The must-read stories and debate in health policy and leadership.
- Today’s thoughts on partnerships: Will provider collaboratives crowd out community and specialist care?
- Today’s worrying consequence of covid: Trust ‘poor and diminishing’ in hardest hit communities
Speak with most accident and emergency clinicians about mental health patients attending emergency departments and they’ll likely tell you these patients suffer the longest waits.
Unfortunately waits for these patients are not captured within national data sets and so there is no way to know what the scale of the situation is.
However, new data collected by NHS organisations for London would suggest the picture is rather grim. According to reports obtained by HSJ, between July and the end of September there were more than 400 12-hour breaches for mental health patients across London’s EDs.
This is relatively new data, HSJ understands, and so there is little to compare it to 2019. However, a trawl through recent acute trust board papers would suggest A&E waits for mental health patients are becoming a concern again.
It’s important to note this and national data on all 12-hour waits almost certainly underestimates the picture. This is because waits are a measure from the time a decision to admit is made, which can take more than 12 hours, rather than total time in A&E.
For mental health patients the decision to admit can be a particularly “grey” area. New clinical standards trials are piloting a new measure, which will start the clock from when a person arrives at A&E, which should address the issue.
Although they are an A&E target, 12-hour waits are often a signal of wider bed pressures. This data obtained from London would suggest the mental health sector is suffering with bed capacity at the moment.
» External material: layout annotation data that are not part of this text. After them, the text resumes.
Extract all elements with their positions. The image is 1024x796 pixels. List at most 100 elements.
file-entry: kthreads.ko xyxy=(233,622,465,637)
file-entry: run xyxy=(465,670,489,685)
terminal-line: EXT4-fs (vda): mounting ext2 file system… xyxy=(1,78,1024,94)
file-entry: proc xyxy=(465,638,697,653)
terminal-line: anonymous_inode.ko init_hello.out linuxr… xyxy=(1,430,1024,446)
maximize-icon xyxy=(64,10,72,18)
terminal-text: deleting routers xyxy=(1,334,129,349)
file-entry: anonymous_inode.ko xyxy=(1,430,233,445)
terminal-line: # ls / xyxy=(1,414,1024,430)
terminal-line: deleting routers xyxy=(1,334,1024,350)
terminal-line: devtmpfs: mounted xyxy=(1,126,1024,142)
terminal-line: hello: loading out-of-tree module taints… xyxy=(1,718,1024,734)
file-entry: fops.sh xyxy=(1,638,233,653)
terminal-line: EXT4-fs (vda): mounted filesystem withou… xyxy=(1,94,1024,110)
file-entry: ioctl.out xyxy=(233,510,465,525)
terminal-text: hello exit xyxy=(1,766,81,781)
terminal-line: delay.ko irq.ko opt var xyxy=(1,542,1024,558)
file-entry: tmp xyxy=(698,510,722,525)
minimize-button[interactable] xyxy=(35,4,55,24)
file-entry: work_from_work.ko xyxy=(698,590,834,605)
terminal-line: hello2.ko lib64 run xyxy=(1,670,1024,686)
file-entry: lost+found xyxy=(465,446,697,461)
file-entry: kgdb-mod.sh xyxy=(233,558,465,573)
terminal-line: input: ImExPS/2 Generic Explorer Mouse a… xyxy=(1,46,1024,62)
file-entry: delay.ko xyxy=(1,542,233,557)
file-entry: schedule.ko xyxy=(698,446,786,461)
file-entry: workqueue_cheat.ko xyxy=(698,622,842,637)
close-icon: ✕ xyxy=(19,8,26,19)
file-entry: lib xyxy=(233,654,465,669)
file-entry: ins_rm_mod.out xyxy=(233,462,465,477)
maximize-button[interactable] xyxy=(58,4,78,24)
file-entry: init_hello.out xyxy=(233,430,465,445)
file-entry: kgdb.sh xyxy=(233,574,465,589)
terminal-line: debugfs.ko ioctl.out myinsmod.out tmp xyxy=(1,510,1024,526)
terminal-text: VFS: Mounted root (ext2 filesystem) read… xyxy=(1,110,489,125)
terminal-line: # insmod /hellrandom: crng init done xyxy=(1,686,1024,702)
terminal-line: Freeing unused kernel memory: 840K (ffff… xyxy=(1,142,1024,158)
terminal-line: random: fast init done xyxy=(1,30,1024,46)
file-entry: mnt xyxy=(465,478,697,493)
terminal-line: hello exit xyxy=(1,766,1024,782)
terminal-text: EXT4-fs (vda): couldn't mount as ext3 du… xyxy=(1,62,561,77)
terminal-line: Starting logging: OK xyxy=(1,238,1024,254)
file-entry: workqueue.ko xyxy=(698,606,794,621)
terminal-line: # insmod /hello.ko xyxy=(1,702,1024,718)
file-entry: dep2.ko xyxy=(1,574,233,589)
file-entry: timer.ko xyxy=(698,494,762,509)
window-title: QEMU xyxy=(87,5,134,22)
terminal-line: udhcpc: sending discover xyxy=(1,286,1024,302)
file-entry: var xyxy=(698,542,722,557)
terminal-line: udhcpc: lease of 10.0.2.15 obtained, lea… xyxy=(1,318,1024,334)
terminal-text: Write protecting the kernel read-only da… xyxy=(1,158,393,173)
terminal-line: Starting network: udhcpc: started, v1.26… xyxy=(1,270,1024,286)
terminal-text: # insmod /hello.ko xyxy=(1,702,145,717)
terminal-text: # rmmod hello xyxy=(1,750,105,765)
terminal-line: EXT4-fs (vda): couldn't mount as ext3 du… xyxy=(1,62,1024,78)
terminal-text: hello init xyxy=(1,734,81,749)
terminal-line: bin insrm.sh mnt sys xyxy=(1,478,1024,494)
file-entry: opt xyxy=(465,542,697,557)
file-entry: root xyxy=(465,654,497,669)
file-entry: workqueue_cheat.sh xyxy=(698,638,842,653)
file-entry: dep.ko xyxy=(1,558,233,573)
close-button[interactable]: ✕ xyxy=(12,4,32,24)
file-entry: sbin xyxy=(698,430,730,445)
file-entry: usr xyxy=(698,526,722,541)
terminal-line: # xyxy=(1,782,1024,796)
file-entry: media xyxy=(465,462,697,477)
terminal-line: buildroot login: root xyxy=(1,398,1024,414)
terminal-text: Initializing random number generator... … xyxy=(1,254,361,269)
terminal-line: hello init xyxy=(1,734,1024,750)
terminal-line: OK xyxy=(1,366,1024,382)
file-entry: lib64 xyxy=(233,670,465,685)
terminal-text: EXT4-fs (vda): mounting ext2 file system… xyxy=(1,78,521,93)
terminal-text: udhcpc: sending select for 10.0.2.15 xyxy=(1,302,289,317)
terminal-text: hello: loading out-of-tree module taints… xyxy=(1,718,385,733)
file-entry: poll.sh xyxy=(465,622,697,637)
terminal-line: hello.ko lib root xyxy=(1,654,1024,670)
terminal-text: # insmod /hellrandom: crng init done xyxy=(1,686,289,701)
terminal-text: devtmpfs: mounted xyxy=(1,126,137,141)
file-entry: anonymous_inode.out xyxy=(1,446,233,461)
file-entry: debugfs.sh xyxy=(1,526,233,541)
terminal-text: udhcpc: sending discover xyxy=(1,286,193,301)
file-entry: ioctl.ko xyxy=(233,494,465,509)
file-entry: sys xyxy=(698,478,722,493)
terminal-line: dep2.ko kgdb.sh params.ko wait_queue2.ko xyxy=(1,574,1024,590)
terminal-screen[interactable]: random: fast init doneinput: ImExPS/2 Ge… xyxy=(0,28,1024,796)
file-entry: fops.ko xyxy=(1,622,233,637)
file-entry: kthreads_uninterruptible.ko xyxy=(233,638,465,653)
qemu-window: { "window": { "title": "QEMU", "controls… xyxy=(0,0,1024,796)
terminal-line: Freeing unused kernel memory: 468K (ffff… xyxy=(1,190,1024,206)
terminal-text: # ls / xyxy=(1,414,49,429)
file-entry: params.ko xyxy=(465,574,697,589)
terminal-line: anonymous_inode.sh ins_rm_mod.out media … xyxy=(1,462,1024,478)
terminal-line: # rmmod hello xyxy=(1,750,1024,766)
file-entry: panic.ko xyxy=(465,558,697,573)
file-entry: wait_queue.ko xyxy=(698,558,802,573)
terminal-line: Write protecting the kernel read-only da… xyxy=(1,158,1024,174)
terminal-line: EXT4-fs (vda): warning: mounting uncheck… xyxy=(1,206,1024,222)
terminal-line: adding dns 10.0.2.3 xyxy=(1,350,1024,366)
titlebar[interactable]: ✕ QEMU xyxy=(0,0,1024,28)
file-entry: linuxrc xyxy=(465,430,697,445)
According to the Royal College of Psychiatrists the biggest thing that would be done to help with this would be to allow mental health trusts access to the national winter discharge programme.
Readers may remember the sector was explicitly excluded from the recent £558m discharge funding, despite delayed discharges being a key pressure not only on mental health emergency care but also wider acute systems.
A very striking trend has emerged in the weekly mortality data published by the Office for National Statistics, in which the South East region seems to have had significantly higher numbers of excess deaths than other parts of the country.
Analysis of official data by HSJ shows the region, which excludes London, had almost 900 excess deaths in the 10 weeks to 2 October (around 10 per 100,000 population), which accounted for almost three-quarters of the national total in that period.
Excess deaths means the number taking place above the seasonal average of previous years.
Deaths in people’s homes — as opposed to in hospitals or care homes, for example — more than accounted for the total excess. Meanwhile, only 132 of the region’s deaths in this period mentioned covid-19 on the death certificate.
What’s not immediately clear is what’s causing the South East to be such a significant outlier, but possible explanations for excess mortality during the pandemic have included disruptions to normal health services, as well as anxiety among patients about attending hospital or GP surgeries.